On the other hand, you can have a tree, $T$, which means it is a partial order with a minimum where for every $t\in T$, $\{s\in T\mid s<_Tt\}$ is well-ordered by $<_T$, which is uncountable, does not have maximal elements, and does not have uncountable chains.

"Hang on a minute", you might say, "this has nothing to do with $\sf AC$". And you'd be right, even in $\sf ZFC$ we can find such objects.

1. If you want to be trivial, simply consider all the finite sequences of real numbers ordered by extension. Easily, this tree is uncountable, but we can't have an uncountable chain since the height of the tree is $\omega$.

2. Somewhat less trivial, consider the tree given by all well-ordered sequences of real numbers (well-ordered in the natural well-ordering of the reals, that is) that are indexed by any countable ordinal. That is, we look at all the order embeddings of any countable ordinal into the real numbers. Again, trivially this is uncountable, and every countable ordinal embed into the reals, but there is no uncountable chain in this tree, since that would define an order embedding of $\omega_1$ into $\Bbb R$. We can replace $\Bbb R$ by $\Bbb Q$ and nothing would be lost, by the way.

3. Even more non-trivial, $\sf ZFC$ still proves the existence of Aronszajn trees which are trees of height $\omega_1$, where every level of the tree is countable, but there are no uncountable chains. Indeed, this by itself can be enough to answer your original question. The original construction by Aronszajn was of a tree of ordinal-indexed sequences of rational numbers and it is truly worth seeing.

4. And even more seriously, you may have heard of a strengthening of Aronszajn trees called Suslin (or Souslin) trees, where we also don't have any uncountable antichains. The existence of these is independent of $\sf ZFC$ and they are very interesting combinatorial objects. But let's not go there today.

"But you promised to talk about $\sf ZF+\lnot AC$", I did, didn't I? Let's get back to that. Noah pointed out that if we replace the condition of "there are no maximal element" with "every countable chain is bounded" would suffice. And indeed, in all of these examples this is easily not the case.

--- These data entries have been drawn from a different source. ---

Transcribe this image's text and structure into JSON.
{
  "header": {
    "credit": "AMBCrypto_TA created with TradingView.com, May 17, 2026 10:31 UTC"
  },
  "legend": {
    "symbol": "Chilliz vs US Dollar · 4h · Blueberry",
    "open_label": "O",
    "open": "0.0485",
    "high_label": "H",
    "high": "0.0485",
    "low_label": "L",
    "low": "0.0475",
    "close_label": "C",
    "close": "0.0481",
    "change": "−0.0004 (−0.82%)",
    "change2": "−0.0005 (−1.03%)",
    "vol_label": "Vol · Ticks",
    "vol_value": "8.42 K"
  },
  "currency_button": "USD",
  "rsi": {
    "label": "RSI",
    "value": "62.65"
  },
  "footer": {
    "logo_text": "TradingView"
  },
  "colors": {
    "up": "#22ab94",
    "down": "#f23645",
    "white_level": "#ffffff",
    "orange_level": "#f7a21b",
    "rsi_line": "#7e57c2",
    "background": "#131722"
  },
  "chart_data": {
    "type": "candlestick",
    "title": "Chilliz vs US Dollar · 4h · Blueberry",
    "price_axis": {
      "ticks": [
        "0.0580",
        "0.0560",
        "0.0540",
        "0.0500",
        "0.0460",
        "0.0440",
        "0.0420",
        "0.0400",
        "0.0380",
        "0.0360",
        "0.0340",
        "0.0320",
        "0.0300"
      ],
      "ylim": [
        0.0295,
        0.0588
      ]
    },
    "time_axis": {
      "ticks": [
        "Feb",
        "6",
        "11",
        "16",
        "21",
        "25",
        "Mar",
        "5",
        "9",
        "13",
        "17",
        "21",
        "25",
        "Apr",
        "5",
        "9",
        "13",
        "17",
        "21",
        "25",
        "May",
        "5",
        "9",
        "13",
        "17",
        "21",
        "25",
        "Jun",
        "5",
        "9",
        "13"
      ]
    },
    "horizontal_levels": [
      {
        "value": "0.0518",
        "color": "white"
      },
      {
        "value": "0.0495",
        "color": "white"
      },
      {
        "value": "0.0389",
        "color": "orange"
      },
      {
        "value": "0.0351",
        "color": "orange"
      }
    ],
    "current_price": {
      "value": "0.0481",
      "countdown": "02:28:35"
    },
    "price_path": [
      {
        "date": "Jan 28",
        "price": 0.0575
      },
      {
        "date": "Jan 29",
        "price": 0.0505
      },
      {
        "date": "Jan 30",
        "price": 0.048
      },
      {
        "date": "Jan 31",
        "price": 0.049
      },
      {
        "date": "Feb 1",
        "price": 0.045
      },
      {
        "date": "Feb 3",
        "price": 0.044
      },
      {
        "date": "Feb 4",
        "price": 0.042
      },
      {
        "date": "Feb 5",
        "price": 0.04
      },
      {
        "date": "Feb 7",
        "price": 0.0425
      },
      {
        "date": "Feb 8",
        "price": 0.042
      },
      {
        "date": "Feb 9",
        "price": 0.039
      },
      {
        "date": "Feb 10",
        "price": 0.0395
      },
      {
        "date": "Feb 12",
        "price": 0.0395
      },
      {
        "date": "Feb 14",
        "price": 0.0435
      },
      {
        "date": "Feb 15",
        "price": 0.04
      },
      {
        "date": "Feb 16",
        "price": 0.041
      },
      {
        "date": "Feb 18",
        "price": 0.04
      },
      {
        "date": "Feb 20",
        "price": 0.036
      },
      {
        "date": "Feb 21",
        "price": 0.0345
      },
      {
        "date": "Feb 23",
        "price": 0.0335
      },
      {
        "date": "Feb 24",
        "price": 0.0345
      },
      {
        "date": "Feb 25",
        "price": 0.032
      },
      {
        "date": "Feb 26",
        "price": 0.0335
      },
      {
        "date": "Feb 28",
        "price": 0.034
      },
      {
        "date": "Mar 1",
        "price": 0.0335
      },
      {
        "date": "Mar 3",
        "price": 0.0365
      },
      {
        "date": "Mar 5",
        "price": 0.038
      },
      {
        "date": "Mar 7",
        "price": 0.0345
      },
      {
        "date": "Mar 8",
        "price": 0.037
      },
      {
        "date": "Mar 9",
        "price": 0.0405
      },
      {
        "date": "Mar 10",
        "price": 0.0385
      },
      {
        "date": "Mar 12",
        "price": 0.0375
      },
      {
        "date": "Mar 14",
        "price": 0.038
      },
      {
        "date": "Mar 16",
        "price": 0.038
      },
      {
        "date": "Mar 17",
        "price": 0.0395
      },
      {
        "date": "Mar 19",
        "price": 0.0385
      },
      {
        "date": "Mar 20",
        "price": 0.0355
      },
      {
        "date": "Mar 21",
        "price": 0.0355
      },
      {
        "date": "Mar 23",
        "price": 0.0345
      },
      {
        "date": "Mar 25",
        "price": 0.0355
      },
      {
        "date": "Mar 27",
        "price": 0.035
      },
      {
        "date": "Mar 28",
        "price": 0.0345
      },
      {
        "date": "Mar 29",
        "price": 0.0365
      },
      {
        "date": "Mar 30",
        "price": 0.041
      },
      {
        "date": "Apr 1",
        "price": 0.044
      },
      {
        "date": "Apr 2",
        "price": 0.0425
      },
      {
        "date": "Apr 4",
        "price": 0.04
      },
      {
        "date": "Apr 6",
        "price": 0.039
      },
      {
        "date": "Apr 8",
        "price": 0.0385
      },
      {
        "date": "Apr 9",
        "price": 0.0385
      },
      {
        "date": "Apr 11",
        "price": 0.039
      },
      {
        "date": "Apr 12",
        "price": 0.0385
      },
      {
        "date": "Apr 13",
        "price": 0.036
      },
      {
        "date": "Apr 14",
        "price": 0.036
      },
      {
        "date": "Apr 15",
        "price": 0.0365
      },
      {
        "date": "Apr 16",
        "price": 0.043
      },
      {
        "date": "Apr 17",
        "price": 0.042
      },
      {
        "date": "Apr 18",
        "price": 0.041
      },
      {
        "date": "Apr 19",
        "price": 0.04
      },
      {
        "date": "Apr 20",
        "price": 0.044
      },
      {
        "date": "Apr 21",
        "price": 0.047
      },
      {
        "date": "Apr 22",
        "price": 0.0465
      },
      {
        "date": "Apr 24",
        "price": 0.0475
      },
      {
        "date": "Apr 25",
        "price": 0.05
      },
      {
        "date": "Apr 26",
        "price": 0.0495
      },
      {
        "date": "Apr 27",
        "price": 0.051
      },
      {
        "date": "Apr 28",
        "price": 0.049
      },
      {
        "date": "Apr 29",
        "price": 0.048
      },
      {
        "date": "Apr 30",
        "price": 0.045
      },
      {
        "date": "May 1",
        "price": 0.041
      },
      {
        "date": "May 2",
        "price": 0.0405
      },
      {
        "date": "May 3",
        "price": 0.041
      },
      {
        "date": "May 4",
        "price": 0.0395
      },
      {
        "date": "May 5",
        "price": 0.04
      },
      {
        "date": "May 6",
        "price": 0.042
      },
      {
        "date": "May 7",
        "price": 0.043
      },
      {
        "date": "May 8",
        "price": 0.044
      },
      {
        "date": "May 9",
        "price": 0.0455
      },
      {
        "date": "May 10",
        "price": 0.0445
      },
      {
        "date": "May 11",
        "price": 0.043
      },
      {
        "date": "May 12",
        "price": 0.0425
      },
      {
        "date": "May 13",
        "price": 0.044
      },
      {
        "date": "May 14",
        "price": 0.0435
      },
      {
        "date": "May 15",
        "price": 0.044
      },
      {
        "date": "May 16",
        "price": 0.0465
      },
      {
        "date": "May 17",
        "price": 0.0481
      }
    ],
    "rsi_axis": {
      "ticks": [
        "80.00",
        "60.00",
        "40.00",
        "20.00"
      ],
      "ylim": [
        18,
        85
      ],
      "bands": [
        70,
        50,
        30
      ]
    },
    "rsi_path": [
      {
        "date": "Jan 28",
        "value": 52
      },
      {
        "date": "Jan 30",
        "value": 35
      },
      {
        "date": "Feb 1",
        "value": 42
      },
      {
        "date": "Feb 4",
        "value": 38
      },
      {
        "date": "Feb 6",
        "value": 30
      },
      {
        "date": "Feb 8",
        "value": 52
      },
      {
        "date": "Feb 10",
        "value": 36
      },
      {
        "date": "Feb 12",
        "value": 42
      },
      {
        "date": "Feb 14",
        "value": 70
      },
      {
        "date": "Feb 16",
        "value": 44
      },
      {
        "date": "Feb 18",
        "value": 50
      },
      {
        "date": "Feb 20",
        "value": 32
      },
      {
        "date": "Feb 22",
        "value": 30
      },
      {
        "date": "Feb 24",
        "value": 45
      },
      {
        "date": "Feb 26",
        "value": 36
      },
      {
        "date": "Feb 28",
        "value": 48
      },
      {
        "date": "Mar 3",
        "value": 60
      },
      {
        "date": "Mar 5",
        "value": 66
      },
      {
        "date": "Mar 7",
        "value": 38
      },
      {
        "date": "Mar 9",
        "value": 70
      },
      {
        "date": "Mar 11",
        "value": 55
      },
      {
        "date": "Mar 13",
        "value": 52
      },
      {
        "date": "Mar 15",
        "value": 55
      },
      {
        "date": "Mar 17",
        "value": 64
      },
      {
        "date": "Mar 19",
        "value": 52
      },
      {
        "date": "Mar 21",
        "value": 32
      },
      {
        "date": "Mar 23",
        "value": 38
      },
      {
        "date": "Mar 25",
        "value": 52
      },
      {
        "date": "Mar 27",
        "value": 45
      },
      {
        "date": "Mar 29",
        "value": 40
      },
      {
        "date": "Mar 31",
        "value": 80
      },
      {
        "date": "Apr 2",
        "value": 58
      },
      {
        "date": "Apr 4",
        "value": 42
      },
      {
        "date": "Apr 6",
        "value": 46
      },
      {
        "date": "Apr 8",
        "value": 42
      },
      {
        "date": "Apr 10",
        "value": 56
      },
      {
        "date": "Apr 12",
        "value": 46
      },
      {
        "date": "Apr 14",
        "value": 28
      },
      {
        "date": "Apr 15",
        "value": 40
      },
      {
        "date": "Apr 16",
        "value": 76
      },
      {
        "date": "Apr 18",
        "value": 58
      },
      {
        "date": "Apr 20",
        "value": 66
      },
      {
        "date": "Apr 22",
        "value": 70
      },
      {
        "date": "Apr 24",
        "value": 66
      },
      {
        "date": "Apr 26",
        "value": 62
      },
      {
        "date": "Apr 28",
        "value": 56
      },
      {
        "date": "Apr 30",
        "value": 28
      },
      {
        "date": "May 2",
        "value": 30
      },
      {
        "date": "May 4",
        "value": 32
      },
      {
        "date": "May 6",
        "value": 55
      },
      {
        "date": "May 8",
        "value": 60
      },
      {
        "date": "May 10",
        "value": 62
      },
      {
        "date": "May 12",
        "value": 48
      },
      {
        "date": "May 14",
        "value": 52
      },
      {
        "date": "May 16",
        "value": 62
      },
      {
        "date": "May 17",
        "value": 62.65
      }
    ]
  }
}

So what happens in $\sf ZF+\lnot AC$? Or rather, would could happen in $\sf ZF+\lnot AC$? Well, we can have a tree where every countable chain has an upper bound, but there are no uncountable chains. The assertion that this does not happen, i.e., that such trees always have an uncountable chain, is called $\sf DC_{\omega_1}$, it is a strengthening of the Principle of Dependent Choice.

Another way of thinking about $\sf DC_{\omega_1}$ is that this is Zorn's Lemma with restricted power: If $P$ is a partial order where every countable chain has an upper bound, then $P$ has a maximal element or an uncountable chain.

As far as choice principles go, this one is not so innocent. It implies, among other things, the existence of non-measurable sets of reals; that $\omega_1$ is regular; countable choice; and much more.

But at the same time it is not strong enough to prove things like the existence of free ultrafilters on $\omega$; the idempotence of cardinal addition (i.e., for all infinite set $A$, $|A|=|A\times 2|$); and again, much more.

And finally, unlike its countable sibling, Dependent Choice (which can read as "every partial order has a maximal or an infinite chain"), it does not follow from $\sf AC_{WO}$. Namely, if every well-ordered family of sets has a choice function, then we can prove $\sf DC$. But we can't quite prove $\sf DC_{\omega_1}$.